To be saved demands effort, thoughtfulness, and self-discipline. To be lost makes no such demands. All that's needed is merely to follow the drift. Even when we are conscious that we're drifting from our charted course and that our spiritual senses are becoming duller, there's always a false hope in our minds that a little energy and effort on our part can at any time turn the whole situation around. We underestimate the paralyzing influence of drift.
One winter a bird was seen on a piece of wood floating down the river towards Niagara Falls. It was evidently enjoying the movement of the swiftly gliding stream. It had no sense of danger. Why should it be afraid? Didn't it have wings? Couldn't it just fly off when the point of danger was reached? So it thought, as it rested free from care on the piece of wood which carried it down near the dizzy edge.
When it reached the point of danger it tried to soar, but alas! it could not. The river's mist had frozen upon its wings, and so it miserably perished as the waters plunged over. Isn't there a serious danger that our habits fix us so immovably to the drift of our circumstances that we cannot free ourselves, even when we want to?

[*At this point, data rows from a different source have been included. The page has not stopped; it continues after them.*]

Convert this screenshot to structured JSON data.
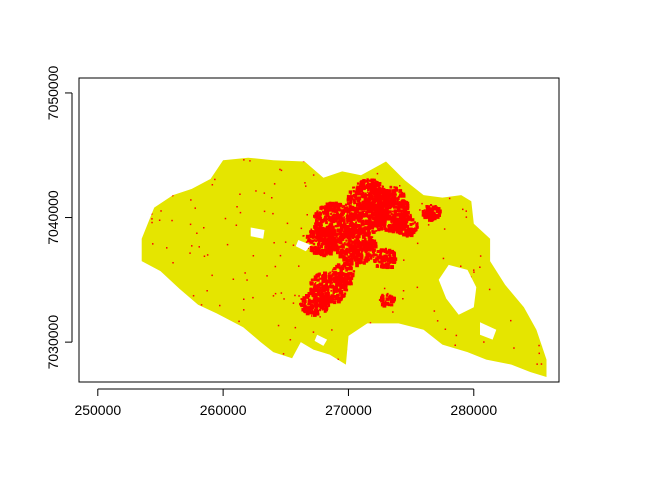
{
  "chart_data": {
    "type": "raster-map",
    "title": "",
    "xlabel": "",
    "ylabel": "",
    "xlim": [
      248500,
      286800
    ],
    "ylim": [
      7026800,
      7051200
    ],
    "x_ticks": [
      250000,
      260000,
      270000,
      280000
    ],
    "x_tick_labels": [
      "250000",
      "260000",
      "270000",
      "280000"
    ],
    "y_ticks": [
      7030000,
      7040000,
      7050000
    ],
    "y_tick_labels": [
      "7030000",
      "7040000",
      "7050000"
    ],
    "classes": [
      {
        "color": "#e5e500",
        "role": "region-fill"
      },
      {
        "color": "#ff0000",
        "role": "highlighted-cells"
      }
    ],
    "grid": false,
    "legend": "none",
    "region_outline": [
      [
        253500,
        7038300
      ],
      [
        254500,
        7040800
      ],
      [
        256000,
        7041800
      ],
      [
        257500,
        7042300
      ],
      [
        259000,
        7043100
      ],
      [
        260000,
        7044600
      ],
      [
        262000,
        7044800
      ],
      [
        264000,
        7044600
      ],
      [
        266500,
        7044500
      ],
      [
        268000,
        7043200
      ],
      [
        269500,
        7043700
      ],
      [
        271000,
        7043400
      ],
      [
        273000,
        7044500
      ],
      [
        274500,
        7043000
      ],
      [
        276000,
        7041800
      ],
      [
        277500,
        7041600
      ],
      [
        279000,
        7041800
      ],
      [
        279800,
        7041300
      ],
      [
        280000,
        7039500
      ],
      [
        281300,
        7038300
      ],
      [
        281300,
        7036500
      ],
      [
        282500,
        7034600
      ],
      [
        284000,
        7032800
      ],
      [
        285000,
        7031000
      ],
      [
        285800,
        7028600
      ],
      [
        285800,
        7027200
      ],
      [
        284500,
        7027600
      ],
      [
        283000,
        7028200
      ],
      [
        281000,
        7028600
      ],
      [
        279500,
        7029200
      ],
      [
        277500,
        7029800
      ],
      [
        276000,
        7031000
      ],
      [
        274000,
        7031500
      ],
      [
        271500,
        7031500
      ],
      [
        270000,
        7030500
      ],
      [
        269800,
        7028200
      ],
      [
        268500,
        7029000
      ],
      [
        267200,
        7029400
      ],
      [
        266200,
        7030000
      ],
      [
        265500,
        7028700
      ],
      [
        264000,
        7029200
      ],
      [
        263000,
        7030000
      ],
      [
        261600,
        7031200
      ],
      [
        259500,
        7032300
      ],
      [
        258000,
        7033000
      ],
      [
        256500,
        7034300
      ],
      [
        255000,
        7035700
      ],
      [
        253500,
        7036500
      ]
    ],
    "holes": [
      [
        [
          278000,
          7036200
        ],
        [
          279500,
          7035800
        ],
        [
          280200,
          7034400
        ],
        [
          280000,
          7032800
        ],
        [
          278800,
          7032200
        ],
        [
          277800,
          7033500
        ],
        [
          277200,
          7035000
        ]
      ],
      [
        [
          280500,
          7031600
        ],
        [
          281800,
          7031000
        ],
        [
          281500,
          7030200
        ],
        [
          280500,
          7030600
        ]
      ],
      [
        [
          262200,
          7039200
        ],
        [
          263300,
          7039000
        ],
        [
          263200,
          7038300
        ],
        [
          262200,
          7038500
        ]
      ],
      [
        [
          266000,
          7038200
        ],
        [
          267000,
          7037800
        ],
        [
          266600,
          7037300
        ],
        [
          265800,
          7037700
        ]
      ],
      [
        [
          267500,
          7030600
        ],
        [
          268300,
          7030200
        ],
        [
          268000,
          7029700
        ],
        [
          267300,
          7030100
        ]
      ]
    ],
    "red_clusters": [
      {
        "x": 271500,
        "y": 7041000,
        "rx": 1800,
        "ry": 2200
      },
      {
        "x": 268700,
        "y": 7039800,
        "rx": 1600,
        "ry": 1500
      },
      {
        "x": 273200,
        "y": 7040800,
        "rx": 1500,
        "ry": 1800
      },
      {
        "x": 270500,
        "y": 7037800,
        "rx": 1600,
        "ry": 1500
      },
      {
        "x": 267800,
        "y": 7038200,
        "rx": 1300,
        "ry": 1200
      },
      {
        "x": 268300,
        "y": 7034500,
        "rx": 1500,
        "ry": 1300
      },
      {
        "x": 267200,
        "y": 7033200,
        "rx": 1200,
        "ry": 900
      },
      {
        "x": 269500,
        "y": 7035500,
        "rx": 900,
        "ry": 1000
      },
      {
        "x": 274500,
        "y": 7039500,
        "rx": 900,
        "ry": 900
      },
      {
        "x": 276500,
        "y": 7040500,
        "rx": 700,
        "ry": 600
      },
      {
        "x": 272800,
        "y": 7036800,
        "rx": 900,
        "ry": 800
      },
      {
        "x": 273000,
        "y": 7033500,
        "rx": 600,
        "ry": 500
      }
    ]
  }
}
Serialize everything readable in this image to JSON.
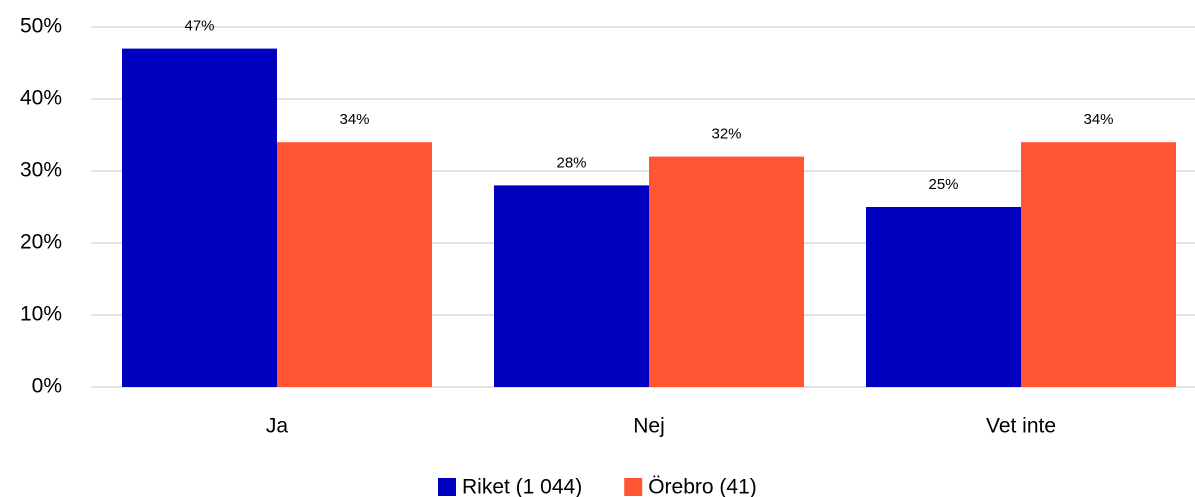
{
  "chart_data": {
    "type": "bar",
    "categories": [
      "Ja",
      "Nej",
      "Vet inte"
    ],
    "series": [
      {
        "name": "Riket (1 044)",
        "color": "#0000c0",
        "values": [
          47,
          28,
          25
        ],
        "value_labels": [
          "47%",
          "28%",
          "25%"
        ]
      },
      {
        "name": "Örebro (41)",
        "color": "#ff5533",
        "values": [
          34,
          32,
          34
        ],
        "value_labels": [
          "34%",
          "32%",
          "34%"
        ]
      }
    ],
    "ylim": [
      0,
      50
    ],
    "yticks": [
      {
        "value": 0,
        "label": "0%"
      },
      {
        "value": 10,
        "label": "10%"
      },
      {
        "value": 20,
        "label": "20%"
      },
      {
        "value": 30,
        "label": "30%"
      },
      {
        "value": 40,
        "label": "40%"
      },
      {
        "value": 50,
        "label": "50%"
      }
    ],
    "grid": true
  }
}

What can we do to end the terrible consequences of drifting, and stop the influence of these currents in life that threaten to destroy us? The author of Hebrews gives this practical exhortation, “We ought to give the more earnest heed to the things which we have heard, lest at any time we should let them slip.” (Heb. 2:1). “What we have heard” are Just the great Gospel facts, truths, values, and warnings, which make and keep us morally and spiritually healthy.

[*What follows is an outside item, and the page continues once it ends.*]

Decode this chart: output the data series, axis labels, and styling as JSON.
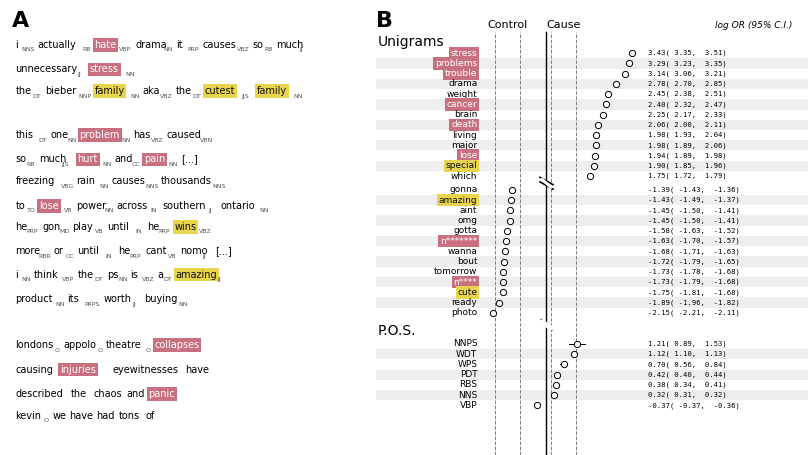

Read again the story of Christ's life and reflect on the significance of His Cross which shows His militant protest against a life of drifting. Let the strong resistance of our Lord to all the drifts of His time lay hold upon our minds and saturate our innermost being, until it steels our wills to a similar endurance. There is only one absolute refuge from drifting, and that is to be safely anchored. A ship securely anchored never drifts. And a life anchored to Christ by the four cables of faith, hope, love, and service, consciously made and continuously tested, will never drift.
The second principle is to actively fight against sleepiness. We can't Just assume that were going to make it through the rivers of life without resisting the currents of the world and the currents of our own hearts, which are lazy and selfish by nature. If we hope to become spiritual men and women we must apply some initiative and effort to the process.
The question I need to ask myself is, am I just drifting along letting the waters of the world shape me? Or, I'm I letting Christ steer, by submitting my will to Him? How was Christ successful while He was here as fully man? He (Christ) was successful because He fully submitted His will to His Father, PaPa God!